Per Paolo Ferrero i problemi posti nell’incontro sono materia per un dibattito vero. Si è detto convinto dalla disarticolazione nei tre livelli indicati dall’introduzione di quella che una volta era la rappresentanza politica. Ferrero ha riconosciuto che il voto sull’Afghanistan durante il governo Prodi è stato “l’ultimo elemento di dissoluzione del PRC” ed ha ribadito - come già fatto in altre occasioni – che “aveva avuto ragione Turigliatto e torto io”. Quella di questi anni, ha aggiunto Ferrero “non è stata una sconfitta ma una autodissoluzione dentro l’egemonia degli altri”. La questione che si è rivelata insopportabile come contraddizione da reggere è stata quella del bipolarismo, tant’è che tutte le scissioni nel PRC sono avvenute in occasione di difficili scelte o svolte istituzionali (dal governo Dini, alla revoca dell’appoggio al primo governo Prodi e al sostegno del secondo governo Prodi). Ferrero ha riaffermato la sua convinzione sull’esperimento della federazione della sinistra che prevede l’alternatività al PD e il no al bipolarismo, ma che cerca anche di raccogliere il senso comune del popolo della sinistra che vuole unire le forze nelle occasioni elettorali per battere la destra.

Per Marco Rizzo in realtà la divisione oggi è “tra chi vive della politica – e quindi è disponibile a tutti i compromessi – e chi vuole fare politica”. In qualche modo occorre liberare le forze della sinistra dal ricatto economico individuale e collettivo che spesso è quello che poi determina le scelte politiche.

Anche Cesare Salvi, come Ferrero, ha sostenuto l’opportunità offerta dalla proposta della federazione della sinistra come tentativo di rimettere insieme le forze, incluse quelle di ispirazione socialista di sinistra, incoraggiati su questo terreno dall’esperienza positiva della Linke tedesca.

Nella Ginatempo ha ricostruito la rottura dei rapporti tra i partiti della sinistra e i movimenti contro la guerra, una rottura incubata nella fase discendente del movimento dei social forum e poi esplosa con la decisione dei partiti di sinistra di votare a favore della missione militare in Afghanistan nonostante l’opposizione di gran parte del movimento No War.

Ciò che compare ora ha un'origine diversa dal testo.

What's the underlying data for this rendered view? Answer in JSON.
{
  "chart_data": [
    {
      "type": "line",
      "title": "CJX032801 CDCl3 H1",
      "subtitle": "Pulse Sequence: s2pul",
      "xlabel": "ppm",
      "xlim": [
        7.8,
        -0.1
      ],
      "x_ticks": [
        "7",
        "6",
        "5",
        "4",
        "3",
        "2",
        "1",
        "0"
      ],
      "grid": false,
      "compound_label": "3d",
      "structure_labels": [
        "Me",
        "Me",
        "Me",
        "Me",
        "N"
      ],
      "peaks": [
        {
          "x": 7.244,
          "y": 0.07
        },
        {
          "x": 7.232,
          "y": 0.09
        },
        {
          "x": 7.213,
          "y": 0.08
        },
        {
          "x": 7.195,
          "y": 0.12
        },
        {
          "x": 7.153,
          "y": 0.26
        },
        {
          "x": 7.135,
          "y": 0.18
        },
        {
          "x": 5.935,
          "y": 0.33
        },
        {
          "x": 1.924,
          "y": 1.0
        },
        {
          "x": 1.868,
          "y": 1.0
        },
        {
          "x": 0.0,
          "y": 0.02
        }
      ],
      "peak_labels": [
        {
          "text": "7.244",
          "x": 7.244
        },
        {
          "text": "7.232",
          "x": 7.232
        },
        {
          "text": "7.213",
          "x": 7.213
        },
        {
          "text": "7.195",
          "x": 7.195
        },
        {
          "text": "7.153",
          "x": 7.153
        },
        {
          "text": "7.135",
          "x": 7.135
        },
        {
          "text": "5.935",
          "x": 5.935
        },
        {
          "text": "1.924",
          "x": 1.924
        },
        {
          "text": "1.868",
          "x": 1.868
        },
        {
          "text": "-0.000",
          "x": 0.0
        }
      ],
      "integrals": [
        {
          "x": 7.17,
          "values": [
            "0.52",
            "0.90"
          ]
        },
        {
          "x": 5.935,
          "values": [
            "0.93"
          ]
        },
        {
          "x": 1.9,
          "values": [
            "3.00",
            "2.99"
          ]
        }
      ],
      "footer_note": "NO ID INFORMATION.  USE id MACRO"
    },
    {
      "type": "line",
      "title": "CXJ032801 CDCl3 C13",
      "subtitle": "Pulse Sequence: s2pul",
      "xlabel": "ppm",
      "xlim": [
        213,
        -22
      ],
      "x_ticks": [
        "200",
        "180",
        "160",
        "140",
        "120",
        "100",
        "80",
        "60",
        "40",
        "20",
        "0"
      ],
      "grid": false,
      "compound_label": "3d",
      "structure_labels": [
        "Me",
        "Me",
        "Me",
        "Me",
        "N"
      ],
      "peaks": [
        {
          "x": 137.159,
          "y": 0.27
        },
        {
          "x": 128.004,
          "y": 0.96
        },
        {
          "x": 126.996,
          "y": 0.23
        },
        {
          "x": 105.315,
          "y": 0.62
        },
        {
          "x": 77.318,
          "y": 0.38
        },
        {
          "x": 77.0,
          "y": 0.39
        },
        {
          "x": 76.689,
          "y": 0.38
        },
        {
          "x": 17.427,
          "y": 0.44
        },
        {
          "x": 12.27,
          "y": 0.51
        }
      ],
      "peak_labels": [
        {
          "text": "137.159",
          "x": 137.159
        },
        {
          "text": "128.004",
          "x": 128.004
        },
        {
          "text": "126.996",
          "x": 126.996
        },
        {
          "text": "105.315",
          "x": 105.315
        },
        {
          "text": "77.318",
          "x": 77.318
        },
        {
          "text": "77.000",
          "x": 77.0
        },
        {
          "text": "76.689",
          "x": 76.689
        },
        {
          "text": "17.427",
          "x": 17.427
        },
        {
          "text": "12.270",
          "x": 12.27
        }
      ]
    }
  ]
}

Giampaolo Patta, ha precisato sin da subito il suo dissenso sui due punti politici dirimenti del documento della Rete dei Comunisti (indipendenza dal PD e sostegno al sindacalismo di base) ritenendo la politica delle alleanze e l’internità alla Cgil una scelta tuttora corretta. Ma ha invece riconosciuto come importante ed anche leale il presupposto e la conclusione della relazione introduttiva che, ad avviso di Patta, rappresentano un contributo vero e non formale anche al dibattito sulla federazione della sinistra che – a suo avviso – deve riaffermare la centralità del lavoro come questione strategica.

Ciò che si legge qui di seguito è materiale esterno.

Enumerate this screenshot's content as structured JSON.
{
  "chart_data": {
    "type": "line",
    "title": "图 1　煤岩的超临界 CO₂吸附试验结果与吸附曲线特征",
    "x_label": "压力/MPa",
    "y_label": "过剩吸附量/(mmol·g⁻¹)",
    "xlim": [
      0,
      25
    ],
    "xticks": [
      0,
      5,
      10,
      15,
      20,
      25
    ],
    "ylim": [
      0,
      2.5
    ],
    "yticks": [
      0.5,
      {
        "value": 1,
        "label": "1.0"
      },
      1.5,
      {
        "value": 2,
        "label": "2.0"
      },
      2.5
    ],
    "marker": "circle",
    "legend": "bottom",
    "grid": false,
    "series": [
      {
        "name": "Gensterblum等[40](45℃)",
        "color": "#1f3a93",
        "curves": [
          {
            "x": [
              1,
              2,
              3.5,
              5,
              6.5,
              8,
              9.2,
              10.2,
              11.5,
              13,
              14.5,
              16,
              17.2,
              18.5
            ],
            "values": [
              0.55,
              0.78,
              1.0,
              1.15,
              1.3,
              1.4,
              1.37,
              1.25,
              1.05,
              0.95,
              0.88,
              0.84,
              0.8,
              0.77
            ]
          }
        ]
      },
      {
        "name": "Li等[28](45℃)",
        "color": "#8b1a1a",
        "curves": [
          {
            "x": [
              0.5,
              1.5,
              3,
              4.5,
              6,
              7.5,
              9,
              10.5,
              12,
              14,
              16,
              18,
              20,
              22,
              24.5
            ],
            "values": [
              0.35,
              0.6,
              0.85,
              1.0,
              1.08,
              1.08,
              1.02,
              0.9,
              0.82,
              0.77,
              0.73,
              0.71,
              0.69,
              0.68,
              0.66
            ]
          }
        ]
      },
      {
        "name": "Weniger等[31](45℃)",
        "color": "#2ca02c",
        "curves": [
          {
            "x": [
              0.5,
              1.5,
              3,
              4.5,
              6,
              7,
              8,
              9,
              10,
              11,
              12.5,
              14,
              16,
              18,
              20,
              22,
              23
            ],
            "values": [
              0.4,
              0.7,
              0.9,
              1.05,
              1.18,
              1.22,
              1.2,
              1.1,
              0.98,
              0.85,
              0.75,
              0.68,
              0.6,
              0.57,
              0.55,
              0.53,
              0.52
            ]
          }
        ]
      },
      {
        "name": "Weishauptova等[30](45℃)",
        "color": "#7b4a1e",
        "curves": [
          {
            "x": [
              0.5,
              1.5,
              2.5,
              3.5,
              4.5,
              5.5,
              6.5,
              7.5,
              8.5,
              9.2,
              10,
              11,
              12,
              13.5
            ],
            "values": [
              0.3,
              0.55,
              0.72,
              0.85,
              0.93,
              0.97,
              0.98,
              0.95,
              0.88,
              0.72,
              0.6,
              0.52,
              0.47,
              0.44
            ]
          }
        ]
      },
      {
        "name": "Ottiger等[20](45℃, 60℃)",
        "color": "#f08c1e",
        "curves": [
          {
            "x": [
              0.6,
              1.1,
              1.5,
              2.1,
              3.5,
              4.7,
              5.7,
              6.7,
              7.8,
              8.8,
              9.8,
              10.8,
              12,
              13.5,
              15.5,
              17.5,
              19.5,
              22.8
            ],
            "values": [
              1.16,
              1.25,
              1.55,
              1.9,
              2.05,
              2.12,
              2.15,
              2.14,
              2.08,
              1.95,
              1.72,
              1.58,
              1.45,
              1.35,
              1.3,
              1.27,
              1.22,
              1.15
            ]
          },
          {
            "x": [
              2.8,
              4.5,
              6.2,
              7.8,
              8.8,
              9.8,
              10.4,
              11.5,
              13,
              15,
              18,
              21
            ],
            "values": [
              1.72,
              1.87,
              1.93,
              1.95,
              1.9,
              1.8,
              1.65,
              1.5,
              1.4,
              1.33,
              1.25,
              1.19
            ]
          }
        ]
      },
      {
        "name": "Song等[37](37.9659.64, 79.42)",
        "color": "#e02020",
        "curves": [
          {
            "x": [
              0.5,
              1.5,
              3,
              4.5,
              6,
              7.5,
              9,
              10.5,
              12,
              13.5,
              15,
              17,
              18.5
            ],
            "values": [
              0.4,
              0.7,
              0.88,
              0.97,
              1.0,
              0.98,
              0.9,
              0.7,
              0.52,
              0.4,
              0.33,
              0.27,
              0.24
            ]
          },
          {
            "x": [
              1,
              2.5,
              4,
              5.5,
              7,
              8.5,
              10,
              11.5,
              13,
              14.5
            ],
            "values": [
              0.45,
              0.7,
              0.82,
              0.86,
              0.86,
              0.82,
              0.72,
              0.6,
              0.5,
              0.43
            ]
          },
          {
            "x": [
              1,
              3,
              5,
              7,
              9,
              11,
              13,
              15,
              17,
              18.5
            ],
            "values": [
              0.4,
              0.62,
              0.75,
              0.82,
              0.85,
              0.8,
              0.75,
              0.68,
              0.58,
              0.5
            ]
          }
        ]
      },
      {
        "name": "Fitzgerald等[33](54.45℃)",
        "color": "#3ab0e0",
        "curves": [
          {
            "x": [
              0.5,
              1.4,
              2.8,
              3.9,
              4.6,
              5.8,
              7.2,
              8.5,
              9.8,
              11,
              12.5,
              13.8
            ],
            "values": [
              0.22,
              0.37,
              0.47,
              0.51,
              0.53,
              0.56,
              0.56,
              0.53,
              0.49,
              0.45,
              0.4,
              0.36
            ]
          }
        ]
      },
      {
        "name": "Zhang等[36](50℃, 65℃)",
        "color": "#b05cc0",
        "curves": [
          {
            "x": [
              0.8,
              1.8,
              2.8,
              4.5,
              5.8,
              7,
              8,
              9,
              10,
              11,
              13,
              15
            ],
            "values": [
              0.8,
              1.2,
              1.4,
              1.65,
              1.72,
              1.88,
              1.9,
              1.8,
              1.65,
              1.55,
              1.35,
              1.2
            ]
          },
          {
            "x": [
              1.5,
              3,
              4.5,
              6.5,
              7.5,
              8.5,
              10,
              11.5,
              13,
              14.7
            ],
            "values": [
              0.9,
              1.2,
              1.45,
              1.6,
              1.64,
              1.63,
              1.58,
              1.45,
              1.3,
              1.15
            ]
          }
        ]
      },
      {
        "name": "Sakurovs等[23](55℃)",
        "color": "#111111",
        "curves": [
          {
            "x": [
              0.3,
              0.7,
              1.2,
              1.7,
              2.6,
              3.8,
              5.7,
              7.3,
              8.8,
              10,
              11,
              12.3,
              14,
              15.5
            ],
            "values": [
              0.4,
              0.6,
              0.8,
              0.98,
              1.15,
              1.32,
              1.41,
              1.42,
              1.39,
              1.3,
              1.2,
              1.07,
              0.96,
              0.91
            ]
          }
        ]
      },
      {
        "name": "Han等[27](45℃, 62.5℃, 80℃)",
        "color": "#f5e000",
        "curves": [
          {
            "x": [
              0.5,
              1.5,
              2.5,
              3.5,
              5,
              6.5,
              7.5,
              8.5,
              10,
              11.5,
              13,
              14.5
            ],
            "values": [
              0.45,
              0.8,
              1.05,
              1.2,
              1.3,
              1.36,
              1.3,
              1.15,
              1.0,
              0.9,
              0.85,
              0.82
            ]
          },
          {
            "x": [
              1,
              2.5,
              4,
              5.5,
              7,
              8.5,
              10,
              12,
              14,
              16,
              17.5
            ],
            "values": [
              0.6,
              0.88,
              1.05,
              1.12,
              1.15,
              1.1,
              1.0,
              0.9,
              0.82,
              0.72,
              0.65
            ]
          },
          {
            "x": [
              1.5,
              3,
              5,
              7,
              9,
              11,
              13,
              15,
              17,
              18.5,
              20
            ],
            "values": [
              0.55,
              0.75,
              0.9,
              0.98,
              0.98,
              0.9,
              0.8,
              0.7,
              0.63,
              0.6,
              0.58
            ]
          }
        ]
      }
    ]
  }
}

Francesco Piccioni ha rivendicato come decisiva la rivendicazione di una visione marxista della crisi e della storia del movimento operaio e comunista, ma ritiene che oggi sia altrettanto dirimente una nuova messa a fuoco della capacità della sinistra di misurarsi con la situazione attuale e con i problemi che pone. L’identità è importante ma non può diventare testimonianza pura e semplice di un. passato glorioso.

Paola Pellegrini, ha in qualche modo ricostruito e rivendicato il ruolo svolto dai comunisti nella storia e nell’emancipazione del paese, un ruolo che oggi va rivendicato e riaffermato nonostante i tentativi di liquidazione che pure “tentano” anche alcuni settori della sinistra.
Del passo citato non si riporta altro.